Es wurde viel erzählt von zerrissenen, keck überspringenden, frivolen Lebensübergängen mancher Badegäste. Manna starrte drein und innerlich sagte sie sich: Es ist gut, den ganzen Wirrwarr der verkehrten Welt kennen zu lernen, bevor man sie verläßt.

Clodwig, Sonnenkamp, Erich, Roland und der Banquier unternahmen einen weiten Gang durch den Wald. Bella behielt Manna bei sich.

Da Prancken heut von jedem Dienst befreit war, blieb auch er bei ihnen.
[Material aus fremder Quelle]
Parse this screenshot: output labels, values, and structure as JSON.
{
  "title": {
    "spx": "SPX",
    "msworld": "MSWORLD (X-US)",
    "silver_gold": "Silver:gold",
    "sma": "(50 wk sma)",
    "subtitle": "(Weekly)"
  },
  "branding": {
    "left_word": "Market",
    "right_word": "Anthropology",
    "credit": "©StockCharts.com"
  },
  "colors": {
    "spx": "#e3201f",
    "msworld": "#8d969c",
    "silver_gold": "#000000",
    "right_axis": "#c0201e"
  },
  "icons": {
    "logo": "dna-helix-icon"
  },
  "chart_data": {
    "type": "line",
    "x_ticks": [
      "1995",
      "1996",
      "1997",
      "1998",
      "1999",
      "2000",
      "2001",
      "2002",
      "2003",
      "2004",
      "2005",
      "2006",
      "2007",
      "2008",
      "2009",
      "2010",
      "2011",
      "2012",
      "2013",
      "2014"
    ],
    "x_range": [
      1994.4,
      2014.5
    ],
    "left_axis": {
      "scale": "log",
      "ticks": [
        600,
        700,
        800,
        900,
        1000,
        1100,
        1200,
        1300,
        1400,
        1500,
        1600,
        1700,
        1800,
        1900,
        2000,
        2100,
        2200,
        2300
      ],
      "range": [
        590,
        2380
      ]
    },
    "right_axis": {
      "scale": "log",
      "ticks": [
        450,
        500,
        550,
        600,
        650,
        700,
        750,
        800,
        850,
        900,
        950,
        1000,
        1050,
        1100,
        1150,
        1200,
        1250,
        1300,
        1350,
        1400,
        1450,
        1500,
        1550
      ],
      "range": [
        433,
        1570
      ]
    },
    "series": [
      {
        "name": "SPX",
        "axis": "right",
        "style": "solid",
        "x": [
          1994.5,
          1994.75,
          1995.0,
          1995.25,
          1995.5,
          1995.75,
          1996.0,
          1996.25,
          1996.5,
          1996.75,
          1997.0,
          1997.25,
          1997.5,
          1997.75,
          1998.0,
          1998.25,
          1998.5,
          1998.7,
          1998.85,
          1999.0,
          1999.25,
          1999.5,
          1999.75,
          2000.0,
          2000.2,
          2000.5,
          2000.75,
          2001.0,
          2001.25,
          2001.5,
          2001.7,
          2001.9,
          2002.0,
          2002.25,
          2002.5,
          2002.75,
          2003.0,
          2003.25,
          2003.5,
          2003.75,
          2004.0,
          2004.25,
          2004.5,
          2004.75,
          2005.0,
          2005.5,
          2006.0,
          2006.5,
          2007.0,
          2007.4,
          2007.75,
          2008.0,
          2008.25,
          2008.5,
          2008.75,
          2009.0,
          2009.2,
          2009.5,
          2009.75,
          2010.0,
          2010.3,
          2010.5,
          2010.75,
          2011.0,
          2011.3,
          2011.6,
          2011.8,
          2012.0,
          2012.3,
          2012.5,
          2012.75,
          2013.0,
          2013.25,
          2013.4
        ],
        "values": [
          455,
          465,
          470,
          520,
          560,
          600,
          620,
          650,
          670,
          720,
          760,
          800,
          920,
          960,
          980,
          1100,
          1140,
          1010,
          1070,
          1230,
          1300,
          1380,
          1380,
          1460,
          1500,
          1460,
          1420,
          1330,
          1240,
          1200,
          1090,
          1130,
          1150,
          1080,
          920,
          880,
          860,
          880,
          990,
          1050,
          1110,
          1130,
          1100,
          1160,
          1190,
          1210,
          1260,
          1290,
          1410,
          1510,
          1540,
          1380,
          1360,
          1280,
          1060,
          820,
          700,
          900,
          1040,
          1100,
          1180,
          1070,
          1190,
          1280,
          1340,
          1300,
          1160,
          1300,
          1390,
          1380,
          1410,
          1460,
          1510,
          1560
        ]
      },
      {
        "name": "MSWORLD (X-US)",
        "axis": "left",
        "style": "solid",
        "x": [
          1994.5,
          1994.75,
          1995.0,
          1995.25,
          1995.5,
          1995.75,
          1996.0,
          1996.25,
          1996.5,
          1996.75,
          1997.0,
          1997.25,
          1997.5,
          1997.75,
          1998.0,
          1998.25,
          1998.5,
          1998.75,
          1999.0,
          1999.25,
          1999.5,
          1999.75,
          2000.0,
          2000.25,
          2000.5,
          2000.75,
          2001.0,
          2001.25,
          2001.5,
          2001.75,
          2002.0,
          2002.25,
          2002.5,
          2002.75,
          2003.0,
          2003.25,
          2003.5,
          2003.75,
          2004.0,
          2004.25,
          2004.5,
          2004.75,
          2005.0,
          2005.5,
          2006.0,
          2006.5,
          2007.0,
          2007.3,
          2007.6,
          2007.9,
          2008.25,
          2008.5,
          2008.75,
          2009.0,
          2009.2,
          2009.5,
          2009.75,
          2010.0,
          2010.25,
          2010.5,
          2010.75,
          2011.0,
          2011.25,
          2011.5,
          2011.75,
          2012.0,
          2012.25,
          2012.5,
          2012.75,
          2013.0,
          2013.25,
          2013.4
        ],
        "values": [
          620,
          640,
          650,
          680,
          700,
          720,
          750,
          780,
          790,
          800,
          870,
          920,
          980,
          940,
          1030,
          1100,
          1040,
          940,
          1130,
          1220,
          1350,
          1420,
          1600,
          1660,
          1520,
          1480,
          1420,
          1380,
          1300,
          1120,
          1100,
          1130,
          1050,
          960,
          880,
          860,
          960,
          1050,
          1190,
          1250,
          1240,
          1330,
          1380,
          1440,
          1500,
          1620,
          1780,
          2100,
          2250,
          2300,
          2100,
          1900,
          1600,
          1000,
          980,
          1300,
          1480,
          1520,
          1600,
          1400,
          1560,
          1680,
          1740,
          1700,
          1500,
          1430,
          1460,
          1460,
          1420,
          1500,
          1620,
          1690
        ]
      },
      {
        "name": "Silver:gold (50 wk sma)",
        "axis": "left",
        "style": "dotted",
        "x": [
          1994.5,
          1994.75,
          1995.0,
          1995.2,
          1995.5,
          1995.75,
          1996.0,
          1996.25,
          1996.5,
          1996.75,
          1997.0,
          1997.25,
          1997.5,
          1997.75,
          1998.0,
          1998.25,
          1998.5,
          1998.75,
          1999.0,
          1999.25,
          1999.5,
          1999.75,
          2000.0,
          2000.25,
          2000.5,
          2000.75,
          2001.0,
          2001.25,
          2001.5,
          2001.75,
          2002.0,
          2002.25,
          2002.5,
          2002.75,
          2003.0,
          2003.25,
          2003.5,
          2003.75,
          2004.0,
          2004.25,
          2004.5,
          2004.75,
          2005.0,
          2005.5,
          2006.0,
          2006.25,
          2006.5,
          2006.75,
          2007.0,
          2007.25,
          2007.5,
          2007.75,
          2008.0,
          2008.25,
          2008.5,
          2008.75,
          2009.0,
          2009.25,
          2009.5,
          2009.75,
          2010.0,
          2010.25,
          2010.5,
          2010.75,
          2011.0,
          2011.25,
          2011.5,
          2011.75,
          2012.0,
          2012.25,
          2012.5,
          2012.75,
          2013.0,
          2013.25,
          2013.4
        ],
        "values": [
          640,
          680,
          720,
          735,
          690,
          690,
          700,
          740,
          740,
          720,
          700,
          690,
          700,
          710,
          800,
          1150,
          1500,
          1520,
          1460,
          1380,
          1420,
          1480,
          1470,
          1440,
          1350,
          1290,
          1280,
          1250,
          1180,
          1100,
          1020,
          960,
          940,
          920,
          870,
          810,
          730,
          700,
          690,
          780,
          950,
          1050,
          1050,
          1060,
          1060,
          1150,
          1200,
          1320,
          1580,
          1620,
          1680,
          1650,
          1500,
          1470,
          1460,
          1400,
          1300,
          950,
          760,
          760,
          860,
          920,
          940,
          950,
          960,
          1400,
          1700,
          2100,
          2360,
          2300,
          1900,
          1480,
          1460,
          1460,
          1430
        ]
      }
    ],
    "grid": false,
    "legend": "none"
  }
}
Bella besprach mit Manna ihre Kleidung zur nächsten Reunion, denn sie hatte es dahin gebracht, daß Sonnenkamp mit seiner Familie zu einer solchen geladen wurde, in der nur der ausgesuchteste Adel Europa's sich zusammenfand. Manna hatte gebeten, daß sie zurückbleiben dürfe, aber dies wurde als durchaus unmöglich abgelehnt; sie willfahrte nun und wußte kaum, daß sie es gethan. Bella, die sich großer Menschenkenntniß rühmte, hatte ihrem Bruder oft gestanden, daß sie aus Manna nicht klug werde. Sie hatte sich in das Vertrauen derselben einzudrängen gesucht, aber Manna hörte sie meist nur lächelnd an, als ob sie zu einem ganz anderen Menschen spräche; auch jetzt hatte sie einen Blick, in dem etwas Abwesendes lag. Sie sprach hier zu Bella und Prancken und ihre Gedanken wanderten andere Wege, vielleicht gingen sie mit Denen, die jetzt durch den Wald wanderten . . .
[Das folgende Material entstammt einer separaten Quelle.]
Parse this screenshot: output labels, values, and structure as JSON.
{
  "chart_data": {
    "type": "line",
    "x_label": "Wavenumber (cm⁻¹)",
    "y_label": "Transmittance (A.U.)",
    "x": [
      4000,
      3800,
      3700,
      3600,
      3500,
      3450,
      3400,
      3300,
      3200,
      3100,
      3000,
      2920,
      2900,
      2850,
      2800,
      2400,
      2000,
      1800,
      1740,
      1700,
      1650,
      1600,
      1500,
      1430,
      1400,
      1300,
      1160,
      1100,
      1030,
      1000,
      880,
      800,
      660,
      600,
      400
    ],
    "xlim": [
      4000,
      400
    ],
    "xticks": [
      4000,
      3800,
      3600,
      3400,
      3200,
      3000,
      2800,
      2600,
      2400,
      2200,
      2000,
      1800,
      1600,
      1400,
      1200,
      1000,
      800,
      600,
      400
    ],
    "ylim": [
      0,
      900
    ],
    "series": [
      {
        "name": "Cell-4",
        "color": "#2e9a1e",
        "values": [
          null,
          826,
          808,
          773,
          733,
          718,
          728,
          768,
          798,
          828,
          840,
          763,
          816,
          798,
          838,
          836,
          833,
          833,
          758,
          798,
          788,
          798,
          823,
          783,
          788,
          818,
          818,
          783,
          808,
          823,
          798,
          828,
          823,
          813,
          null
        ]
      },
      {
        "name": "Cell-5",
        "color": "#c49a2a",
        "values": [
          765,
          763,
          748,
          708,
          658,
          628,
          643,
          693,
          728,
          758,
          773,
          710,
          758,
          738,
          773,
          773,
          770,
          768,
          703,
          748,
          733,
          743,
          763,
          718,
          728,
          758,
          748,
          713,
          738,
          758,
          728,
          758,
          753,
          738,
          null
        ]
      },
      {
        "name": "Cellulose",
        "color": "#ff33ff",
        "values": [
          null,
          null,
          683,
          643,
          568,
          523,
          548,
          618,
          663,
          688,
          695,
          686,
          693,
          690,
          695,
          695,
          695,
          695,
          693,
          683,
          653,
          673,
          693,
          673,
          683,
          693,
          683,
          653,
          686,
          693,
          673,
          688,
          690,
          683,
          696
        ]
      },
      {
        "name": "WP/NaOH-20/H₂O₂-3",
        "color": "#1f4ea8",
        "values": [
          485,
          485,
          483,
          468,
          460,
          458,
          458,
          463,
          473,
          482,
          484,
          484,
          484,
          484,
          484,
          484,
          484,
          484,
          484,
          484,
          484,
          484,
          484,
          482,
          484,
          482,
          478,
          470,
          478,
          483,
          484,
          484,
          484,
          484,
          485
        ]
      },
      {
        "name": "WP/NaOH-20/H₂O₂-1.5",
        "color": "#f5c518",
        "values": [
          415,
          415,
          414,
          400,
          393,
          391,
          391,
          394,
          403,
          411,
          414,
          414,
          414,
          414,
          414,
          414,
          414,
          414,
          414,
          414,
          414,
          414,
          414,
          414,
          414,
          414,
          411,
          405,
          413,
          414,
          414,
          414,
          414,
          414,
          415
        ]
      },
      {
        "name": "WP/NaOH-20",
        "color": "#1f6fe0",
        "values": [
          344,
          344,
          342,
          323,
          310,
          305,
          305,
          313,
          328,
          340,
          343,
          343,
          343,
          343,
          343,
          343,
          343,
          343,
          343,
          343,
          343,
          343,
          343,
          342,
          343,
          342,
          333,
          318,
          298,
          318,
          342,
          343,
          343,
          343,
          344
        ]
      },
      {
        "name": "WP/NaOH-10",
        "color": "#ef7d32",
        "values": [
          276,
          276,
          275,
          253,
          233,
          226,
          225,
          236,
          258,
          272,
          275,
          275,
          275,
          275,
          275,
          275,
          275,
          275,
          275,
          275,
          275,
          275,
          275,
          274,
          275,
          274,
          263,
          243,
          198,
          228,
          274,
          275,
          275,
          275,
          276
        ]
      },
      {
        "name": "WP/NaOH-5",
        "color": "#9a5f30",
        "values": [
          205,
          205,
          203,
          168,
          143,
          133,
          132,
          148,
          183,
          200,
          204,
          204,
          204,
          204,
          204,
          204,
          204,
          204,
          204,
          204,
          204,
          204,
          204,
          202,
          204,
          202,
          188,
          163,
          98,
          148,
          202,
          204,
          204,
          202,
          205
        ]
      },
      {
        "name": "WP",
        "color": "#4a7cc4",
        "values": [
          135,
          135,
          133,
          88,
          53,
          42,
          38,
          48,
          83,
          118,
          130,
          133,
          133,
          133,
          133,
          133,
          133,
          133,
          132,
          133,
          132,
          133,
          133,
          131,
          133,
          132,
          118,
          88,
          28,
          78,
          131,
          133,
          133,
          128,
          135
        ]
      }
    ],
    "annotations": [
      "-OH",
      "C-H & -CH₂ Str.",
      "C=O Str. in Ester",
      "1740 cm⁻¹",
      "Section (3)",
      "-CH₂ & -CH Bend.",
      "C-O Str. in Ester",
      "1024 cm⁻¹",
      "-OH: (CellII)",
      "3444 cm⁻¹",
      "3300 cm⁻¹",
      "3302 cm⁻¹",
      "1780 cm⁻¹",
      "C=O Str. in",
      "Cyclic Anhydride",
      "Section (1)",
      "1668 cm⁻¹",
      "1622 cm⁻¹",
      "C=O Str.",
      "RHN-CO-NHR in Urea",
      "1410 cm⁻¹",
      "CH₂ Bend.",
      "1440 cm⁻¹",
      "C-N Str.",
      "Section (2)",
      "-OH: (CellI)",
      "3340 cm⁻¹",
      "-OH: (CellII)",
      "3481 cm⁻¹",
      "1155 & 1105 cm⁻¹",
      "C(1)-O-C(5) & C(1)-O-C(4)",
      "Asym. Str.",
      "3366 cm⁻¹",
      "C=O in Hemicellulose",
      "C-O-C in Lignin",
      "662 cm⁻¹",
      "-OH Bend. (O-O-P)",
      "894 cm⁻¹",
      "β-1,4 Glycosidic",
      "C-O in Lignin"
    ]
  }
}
Erich hatte sich zuerst Clodwig angeschlossen, und dieser lächelte, da der junge Mann ihm berichtete, daß er noch nie ein Badeleben mitgemacht und daß es ihn fast verwirre.
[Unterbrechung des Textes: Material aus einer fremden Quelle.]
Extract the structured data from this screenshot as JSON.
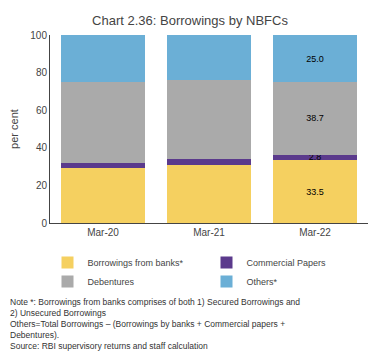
{
  "chart_data": {
    "type": "bar",
    "title": "Chart 2.36: Borrowings by NBFCs",
    "categories": [
      "Mar-20",
      "Mar-21",
      "Mar-22"
    ],
    "series": [
      {
        "name": "Borrowings from banks*",
        "color": "#F5D060",
        "values": [
          29.0,
          31.0,
          33.5
        ],
        "value_labels": [
          null,
          null,
          "33.5"
        ]
      },
      {
        "name": "Commercial Papers",
        "color": "#5B3A8C",
        "values": [
          3.0,
          3.0,
          2.8
        ],
        "value_labels": [
          null,
          null,
          "2.8"
        ]
      },
      {
        "name": "Debentures",
        "color": "#AAAAAA",
        "values": [
          43.0,
          42.0,
          38.7
        ],
        "value_labels": [
          null,
          null,
          "38.7"
        ]
      },
      {
        "name": "Others*",
        "color": "#6BAFD6",
        "values": [
          25.0,
          24.0,
          25.0
        ],
        "value_labels": [
          null,
          null,
          "25.0"
        ]
      }
    ],
    "ylabel": "per cent",
    "ylim": [
      0,
      100
    ],
    "yticks": [
      0,
      20,
      40,
      60,
      80,
      100
    ],
    "stacked": true,
    "data_labels": true,
    "grid": false,
    "legend": "bottom",
    "annotations": [
      "Note *: Borrowings from banks comprises of both 1) Secured Borrowings and",
      "2) Unsecured Borrowings",
      "Others=Total Borrowings – (Borrowings by banks + Commercial papers +",
      "Debentures).",
      "Source: RBI supervisory returns and staff calculation"
    ]
  }
}
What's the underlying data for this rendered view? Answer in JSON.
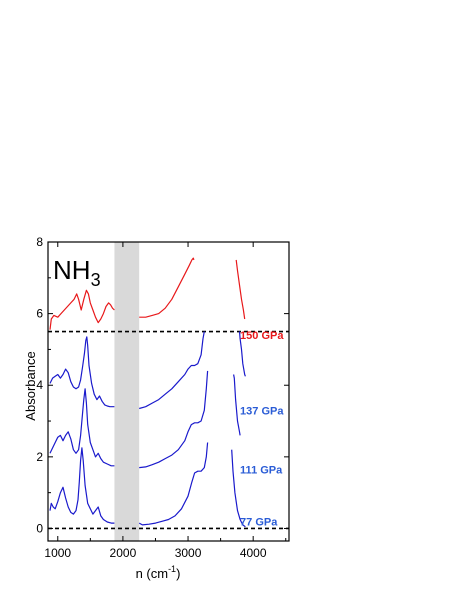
{
  "chart_data": {
    "type": "line",
    "title": "NH",
    "title_subscript": "3",
    "xlabel_main": "n (cm",
    "xlabel_sup": "-1",
    "xlabel_close": ")",
    "ylabel": "Absorbance",
    "xlim": [
      850,
      4550
    ],
    "ylim": [
      -0.35,
      8.0
    ],
    "x_ticks": [
      1000,
      2000,
      3000,
      4000
    ],
    "y_ticks": [
      0,
      2,
      4,
      6,
      8
    ],
    "grid": false,
    "shaded_region": {
      "x": [
        1870,
        2250
      ],
      "color": "#d9d9d9"
    },
    "colors": {
      "red": "#e8191b",
      "blue": "#1a1acc",
      "label_blue": "#2a5cd6",
      "label_red": "#e8191b"
    },
    "series": [
      {
        "name": "150 GPa",
        "color": "#e8191b",
        "baseline": 5.5,
        "segments": [
          [
            [
              880,
              5.55
            ],
            [
              900,
              5.85
            ],
            [
              940,
              5.95
            ],
            [
              1000,
              5.9
            ],
            [
              1050,
              6.0
            ],
            [
              1100,
              6.1
            ],
            [
              1150,
              6.2
            ],
            [
              1200,
              6.3
            ],
            [
              1250,
              6.4
            ],
            [
              1290,
              6.55
            ],
            [
              1320,
              6.4
            ],
            [
              1360,
              6.1
            ],
            [
              1400,
              6.4
            ],
            [
              1440,
              6.65
            ],
            [
              1470,
              6.55
            ],
            [
              1500,
              6.3
            ],
            [
              1540,
              6.1
            ],
            [
              1580,
              5.9
            ],
            [
              1620,
              5.75
            ],
            [
              1660,
              5.85
            ],
            [
              1700,
              6.0
            ],
            [
              1740,
              6.2
            ],
            [
              1780,
              6.3
            ],
            [
              1810,
              6.25
            ],
            [
              1840,
              6.15
            ],
            [
              1870,
              6.1
            ]
          ],
          [
            [
              2250,
              5.9
            ],
            [
              2350,
              5.9
            ],
            [
              2450,
              5.95
            ],
            [
              2550,
              6.0
            ],
            [
              2650,
              6.15
            ],
            [
              2750,
              6.4
            ],
            [
              2850,
              6.75
            ],
            [
              2950,
              7.1
            ],
            [
              3020,
              7.35
            ],
            [
              3060,
              7.5
            ],
            [
              3080,
              7.55
            ],
            [
              3090,
              7.5
            ]
          ],
          [
            [
              3740,
              7.5
            ],
            [
              3760,
              7.2
            ],
            [
              3790,
              6.8
            ],
            [
              3820,
              6.4
            ],
            [
              3850,
              6.1
            ],
            [
              3870,
              5.85
            ]
          ]
        ]
      },
      {
        "name": "137 GPa",
        "color": "#1a1acc",
        "baseline": null,
        "segments": [
          [
            [
              880,
              4.05
            ],
            [
              920,
              4.2
            ],
            [
              960,
              4.25
            ],
            [
              1000,
              4.3
            ],
            [
              1040,
              4.2
            ],
            [
              1080,
              4.3
            ],
            [
              1120,
              4.45
            ],
            [
              1160,
              4.35
            ],
            [
              1200,
              4.1
            ],
            [
              1240,
              3.95
            ],
            [
              1280,
              3.9
            ],
            [
              1320,
              3.95
            ],
            [
              1350,
              4.15
            ],
            [
              1380,
              4.5
            ],
            [
              1410,
              4.9
            ],
            [
              1430,
              5.25
            ],
            [
              1445,
              5.35
            ],
            [
              1460,
              5.1
            ],
            [
              1480,
              4.55
            ],
            [
              1520,
              4.05
            ],
            [
              1560,
              3.75
            ],
            [
              1600,
              3.6
            ],
            [
              1640,
              3.7
            ],
            [
              1680,
              3.55
            ],
            [
              1720,
              3.45
            ],
            [
              1760,
              3.42
            ],
            [
              1800,
              3.4
            ],
            [
              1840,
              3.4
            ],
            [
              1870,
              3.4
            ]
          ],
          [
            [
              2250,
              3.35
            ],
            [
              2350,
              3.4
            ],
            [
              2450,
              3.5
            ],
            [
              2550,
              3.6
            ],
            [
              2650,
              3.75
            ],
            [
              2750,
              3.9
            ],
            [
              2850,
              4.1
            ],
            [
              2950,
              4.3
            ],
            [
              3000,
              4.45
            ],
            [
              3050,
              4.55
            ],
            [
              3100,
              4.55
            ],
            [
              3150,
              4.6
            ],
            [
              3200,
              4.85
            ],
            [
              3230,
              5.3
            ],
            [
              3250,
              5.5
            ]
          ],
          [
            [
              3790,
              5.5
            ],
            [
              3800,
              5.3
            ],
            [
              3820,
              5.0
            ],
            [
              3840,
              4.6
            ],
            [
              3870,
              4.3
            ],
            [
              3880,
              4.25
            ]
          ]
        ]
      },
      {
        "name": "111 GPa",
        "color": "#1a1acc",
        "baseline": null,
        "segments": [
          [
            [
              880,
              2.1
            ],
            [
              920,
              2.25
            ],
            [
              960,
              2.4
            ],
            [
              1000,
              2.55
            ],
            [
              1040,
              2.6
            ],
            [
              1080,
              2.45
            ],
            [
              1120,
              2.6
            ],
            [
              1160,
              2.7
            ],
            [
              1200,
              2.5
            ],
            [
              1240,
              2.2
            ],
            [
              1280,
              2.1
            ],
            [
              1320,
              2.2
            ],
            [
              1350,
              2.6
            ],
            [
              1380,
              3.2
            ],
            [
              1400,
              3.6
            ],
            [
              1420,
              3.9
            ],
            [
              1440,
              3.5
            ],
            [
              1460,
              2.9
            ],
            [
              1500,
              2.4
            ],
            [
              1540,
              2.2
            ],
            [
              1580,
              2.0
            ],
            [
              1620,
              2.1
            ],
            [
              1660,
              1.95
            ],
            [
              1700,
              1.85
            ],
            [
              1760,
              1.8
            ],
            [
              1820,
              1.75
            ],
            [
              1870,
              1.75
            ]
          ],
          [
            [
              2250,
              1.7
            ],
            [
              2350,
              1.72
            ],
            [
              2450,
              1.78
            ],
            [
              2550,
              1.85
            ],
            [
              2650,
              1.95
            ],
            [
              2750,
              2.05
            ],
            [
              2850,
              2.2
            ],
            [
              2950,
              2.45
            ],
            [
              3000,
              2.7
            ],
            [
              3050,
              2.9
            ],
            [
              3100,
              2.95
            ],
            [
              3150,
              2.95
            ],
            [
              3200,
              3.0
            ],
            [
              3250,
              3.3
            ],
            [
              3280,
              3.9
            ],
            [
              3300,
              4.4
            ]
          ],
          [
            [
              3700,
              4.3
            ],
            [
              3710,
              4.2
            ],
            [
              3730,
              3.6
            ],
            [
              3760,
              3.0
            ],
            [
              3790,
              2.7
            ],
            [
              3800,
              2.6
            ]
          ]
        ]
      },
      {
        "name": "77 GPa",
        "color": "#1a1acc",
        "baseline": 0.0,
        "segments": [
          [
            [
              880,
              0.5
            ],
            [
              900,
              0.7
            ],
            [
              930,
              0.6
            ],
            [
              960,
              0.55
            ],
            [
              1000,
              0.75
            ],
            [
              1040,
              1.0
            ],
            [
              1080,
              1.15
            ],
            [
              1120,
              0.85
            ],
            [
              1160,
              0.6
            ],
            [
              1200,
              0.45
            ],
            [
              1240,
              0.4
            ],
            [
              1280,
              0.5
            ],
            [
              1310,
              0.8
            ],
            [
              1330,
              1.3
            ],
            [
              1350,
              1.9
            ],
            [
              1370,
              2.25
            ],
            [
              1390,
              1.9
            ],
            [
              1420,
              1.2
            ],
            [
              1460,
              0.7
            ],
            [
              1500,
              0.55
            ],
            [
              1540,
              0.4
            ],
            [
              1580,
              0.5
            ],
            [
              1620,
              0.6
            ],
            [
              1660,
              0.35
            ],
            [
              1700,
              0.25
            ],
            [
              1760,
              0.18
            ],
            [
              1820,
              0.15
            ],
            [
              1870,
              0.15
            ]
          ],
          [
            [
              2250,
              0.15
            ],
            [
              2300,
              0.1
            ],
            [
              2400,
              0.12
            ],
            [
              2500,
              0.15
            ],
            [
              2600,
              0.2
            ],
            [
              2700,
              0.25
            ],
            [
              2800,
              0.35
            ],
            [
              2900,
              0.55
            ],
            [
              3000,
              0.9
            ],
            [
              3060,
              1.3
            ],
            [
              3100,
              1.55
            ],
            [
              3150,
              1.6
            ],
            [
              3200,
              1.6
            ],
            [
              3250,
              1.7
            ],
            [
              3280,
              2.0
            ],
            [
              3300,
              2.4
            ]
          ],
          [
            [
              3670,
              2.2
            ],
            [
              3690,
              1.6
            ],
            [
              3720,
              1.0
            ],
            [
              3760,
              0.5
            ],
            [
              3800,
              0.25
            ],
            [
              3840,
              0.1
            ],
            [
              3880,
              0.05
            ]
          ]
        ]
      }
    ],
    "labels": [
      {
        "text": "150 GPa",
        "x": 3860,
        "y": 5.4,
        "color": "#e8191b"
      },
      {
        "text": "137 GPa",
        "x": 3860,
        "y": 3.3,
        "color": "#2a5cd6"
      },
      {
        "text": "111 GPa",
        "x": 3860,
        "y": 1.65,
        "color": "#2a5cd6"
      },
      {
        "text": "77 GPa",
        "x": 3860,
        "y": 0.2,
        "color": "#2a5cd6"
      }
    ]
  }
}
Bei einer Biegung des Weges trat Erich zurück und ließ Sonnenkamp mit Clodwig gehen. Der Verkehr mit Sonnenkamp hatte für Clodwig etwas Abstoßendes und Anziehendes zugleich. Er hatte einen solchen Mann noch nicht kennen gelernt; vor Allem erkannte er einen gewissen Muth, da der Mann sich gar kein falsches Mäntelchen umhing.